Tuesday, May 1, 2007

For a company that actively promotes ethics, using climate change to sell its programs is dead wrong.

Ever since I took my first NOLS course in 1991, I've had ambivalent feelings about NOLS as an organization. Basically, I think NOLS has promoted the idea of nature as a museum more than anyone else. It is also a giant jellyfish of a corporation with its tentacles in almost everything outdoors. With that said, I have known a number of excellent NOLS instructors over the years, and count myself lucky to call a few of these fine folks friends. I have also taught a lot of students technical skills that I learned from NOLS. Basically, my own NOLS experience was solid, but not life-changing. Hence, I'm a proud alumni, but not a supporter. There's not quite the heart to NOLS that Outward Bound has.... At least the Voyager Outward Bound (of yore) that I am most familiar with.

After seeing this ad in NewWest.net I am absolutely livid, however. I would have expected this type of corporate insensitivity to the environment from Exxon or Northwest Airlines, maybe... But NOLS?? It really does show how far from the grass roots NOLS really is. Unfortunately, we will probably see more of this type of thing... From both NOLS and others as climate change accelerates.

I wonder how many other distasteful, before-it's-been-destroyed ads we could come up with??

3 comments:

Matt Williams said...

How about, "come see the rainforest, before its in your neighbors living room." Okay, that was pretty bad I know. Distasteful at best. I think your post raises a very important question though Tom, and that is this. Evolution is just that. We know that things change. We know we are speeding those changes at dangerously high rates, but that the general trend to a warmer climate would likely still be happening without fossil fuels. So my question is this, what amount of change are we, the environmental movement, willing to accept and embrace? If extinction is as natural as, and essential too, evolution, are we prepared to let species go extinct? And to what extent should that be discussed and advertised? I agree the NOLS ad is a little distasteful, but it won't be the last, as I think you note. Anyway, like with so many things, I think there is an important conversation here that should be happening, but sadly is not.

subtext said...

Matt's comment on extinction reminded me of a very cynical joke: The best thing for the environment would be for humans to become extinct. Maybe we are causing our own extinction through global warming (or as the Repubs call it: climate change).

Tom Morgan said...

Yeah, another likely candidate for a bad taste ad would be whale watching trips sponsored by the Japanese Whaling Commission: Come See the Last of the Humpbacks, before we Harpoon Them!
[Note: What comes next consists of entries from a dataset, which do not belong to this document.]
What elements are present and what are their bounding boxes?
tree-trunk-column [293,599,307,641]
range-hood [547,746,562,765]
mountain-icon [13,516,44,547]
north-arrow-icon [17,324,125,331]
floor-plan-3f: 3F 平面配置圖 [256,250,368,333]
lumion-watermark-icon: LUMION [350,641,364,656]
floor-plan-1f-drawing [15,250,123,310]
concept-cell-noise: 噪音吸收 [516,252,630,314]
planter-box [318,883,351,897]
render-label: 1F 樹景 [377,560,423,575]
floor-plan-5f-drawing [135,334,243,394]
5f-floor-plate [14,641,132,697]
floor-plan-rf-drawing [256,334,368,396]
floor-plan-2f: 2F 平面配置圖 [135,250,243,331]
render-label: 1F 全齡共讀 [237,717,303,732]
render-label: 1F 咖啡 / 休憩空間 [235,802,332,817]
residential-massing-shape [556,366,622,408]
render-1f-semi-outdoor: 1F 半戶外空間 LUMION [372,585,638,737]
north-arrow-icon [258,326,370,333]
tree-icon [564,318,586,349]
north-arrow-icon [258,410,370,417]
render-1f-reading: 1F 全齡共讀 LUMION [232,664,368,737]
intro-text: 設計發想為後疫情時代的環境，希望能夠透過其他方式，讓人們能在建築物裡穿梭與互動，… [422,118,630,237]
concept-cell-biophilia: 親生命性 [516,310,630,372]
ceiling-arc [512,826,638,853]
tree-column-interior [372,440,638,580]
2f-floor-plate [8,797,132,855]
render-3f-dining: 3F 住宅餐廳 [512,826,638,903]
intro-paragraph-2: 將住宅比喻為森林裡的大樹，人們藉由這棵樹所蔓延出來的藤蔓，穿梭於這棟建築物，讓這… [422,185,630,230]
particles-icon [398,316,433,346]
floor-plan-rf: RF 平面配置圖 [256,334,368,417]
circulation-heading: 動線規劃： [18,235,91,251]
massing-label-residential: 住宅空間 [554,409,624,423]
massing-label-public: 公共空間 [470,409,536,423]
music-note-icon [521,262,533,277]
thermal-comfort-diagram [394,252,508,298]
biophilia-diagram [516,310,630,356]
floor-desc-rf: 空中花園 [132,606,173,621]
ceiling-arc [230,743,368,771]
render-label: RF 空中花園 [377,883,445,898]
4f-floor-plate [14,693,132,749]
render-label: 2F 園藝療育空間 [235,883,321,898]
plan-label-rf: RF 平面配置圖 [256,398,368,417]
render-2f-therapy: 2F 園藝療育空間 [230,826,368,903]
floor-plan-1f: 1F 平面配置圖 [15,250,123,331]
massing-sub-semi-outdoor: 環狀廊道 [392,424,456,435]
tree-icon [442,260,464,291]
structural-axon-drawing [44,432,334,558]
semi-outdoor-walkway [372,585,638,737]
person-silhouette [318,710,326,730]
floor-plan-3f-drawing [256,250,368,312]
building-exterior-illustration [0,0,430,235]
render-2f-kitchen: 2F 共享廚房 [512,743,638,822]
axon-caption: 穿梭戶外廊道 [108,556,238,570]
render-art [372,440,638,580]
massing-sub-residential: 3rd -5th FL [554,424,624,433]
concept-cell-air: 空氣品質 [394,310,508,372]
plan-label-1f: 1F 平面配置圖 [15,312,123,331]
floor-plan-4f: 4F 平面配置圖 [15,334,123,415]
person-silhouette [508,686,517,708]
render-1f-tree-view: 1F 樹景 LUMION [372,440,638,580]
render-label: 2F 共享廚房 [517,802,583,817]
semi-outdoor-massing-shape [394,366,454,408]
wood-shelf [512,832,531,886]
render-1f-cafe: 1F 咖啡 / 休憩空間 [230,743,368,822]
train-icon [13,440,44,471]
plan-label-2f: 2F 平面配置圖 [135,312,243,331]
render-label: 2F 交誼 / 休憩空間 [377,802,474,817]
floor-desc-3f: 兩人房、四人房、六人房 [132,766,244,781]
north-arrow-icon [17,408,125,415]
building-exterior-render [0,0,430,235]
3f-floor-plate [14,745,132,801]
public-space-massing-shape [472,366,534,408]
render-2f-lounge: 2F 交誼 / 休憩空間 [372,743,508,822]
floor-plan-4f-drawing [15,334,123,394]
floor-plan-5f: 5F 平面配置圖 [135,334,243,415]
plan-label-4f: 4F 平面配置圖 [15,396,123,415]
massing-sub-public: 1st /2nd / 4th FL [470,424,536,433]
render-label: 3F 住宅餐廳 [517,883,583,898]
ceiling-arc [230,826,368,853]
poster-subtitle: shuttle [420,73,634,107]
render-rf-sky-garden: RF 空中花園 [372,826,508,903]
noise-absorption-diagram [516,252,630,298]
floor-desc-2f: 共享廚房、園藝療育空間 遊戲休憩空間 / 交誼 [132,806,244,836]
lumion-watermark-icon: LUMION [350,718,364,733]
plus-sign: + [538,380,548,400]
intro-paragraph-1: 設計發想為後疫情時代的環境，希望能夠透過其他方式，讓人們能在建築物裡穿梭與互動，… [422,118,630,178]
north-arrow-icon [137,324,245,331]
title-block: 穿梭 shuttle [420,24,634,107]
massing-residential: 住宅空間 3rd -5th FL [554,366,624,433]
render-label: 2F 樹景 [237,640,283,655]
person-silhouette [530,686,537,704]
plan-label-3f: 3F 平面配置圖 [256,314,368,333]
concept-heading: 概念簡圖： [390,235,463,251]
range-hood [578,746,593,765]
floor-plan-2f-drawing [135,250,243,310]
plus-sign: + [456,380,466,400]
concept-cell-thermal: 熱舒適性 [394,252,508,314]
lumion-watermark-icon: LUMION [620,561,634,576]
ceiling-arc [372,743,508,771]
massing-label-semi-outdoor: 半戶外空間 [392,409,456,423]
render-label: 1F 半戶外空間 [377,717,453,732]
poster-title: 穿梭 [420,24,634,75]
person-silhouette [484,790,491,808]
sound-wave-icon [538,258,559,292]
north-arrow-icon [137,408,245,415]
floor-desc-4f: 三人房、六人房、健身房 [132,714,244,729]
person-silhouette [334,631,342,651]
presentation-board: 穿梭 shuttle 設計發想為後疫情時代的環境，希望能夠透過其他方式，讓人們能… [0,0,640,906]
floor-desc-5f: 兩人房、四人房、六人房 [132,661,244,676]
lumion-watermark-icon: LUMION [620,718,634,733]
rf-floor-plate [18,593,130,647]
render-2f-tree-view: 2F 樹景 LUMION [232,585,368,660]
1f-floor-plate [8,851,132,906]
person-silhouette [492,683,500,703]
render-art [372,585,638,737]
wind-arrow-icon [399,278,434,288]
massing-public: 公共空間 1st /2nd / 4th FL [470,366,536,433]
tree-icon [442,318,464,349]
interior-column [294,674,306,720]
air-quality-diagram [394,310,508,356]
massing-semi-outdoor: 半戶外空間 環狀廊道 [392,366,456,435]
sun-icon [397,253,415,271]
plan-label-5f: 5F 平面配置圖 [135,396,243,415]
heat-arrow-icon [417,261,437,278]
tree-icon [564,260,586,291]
Seriously... Matt, I think to key to the answer to your question has to do with rates of change, as you say. This is another example of why getting back into the cycles and circles of nature is so important for human beings. It is simply THE elegant solution. (And I think that the climate change issue, more than anything else, really does away with these sexed-up, 1990s, b.s., armchair philosophical discussions about whose nature? and aren't humans always natural? and isn't nature just a conception? etc.) If we found ourselves living within nature circles and cycles (and not dominating them as we currently are) then we can let things (species) go, that go. Of course, some will be affected by us (as part of the system), but our affect would be one of multiple factors and not the only factor.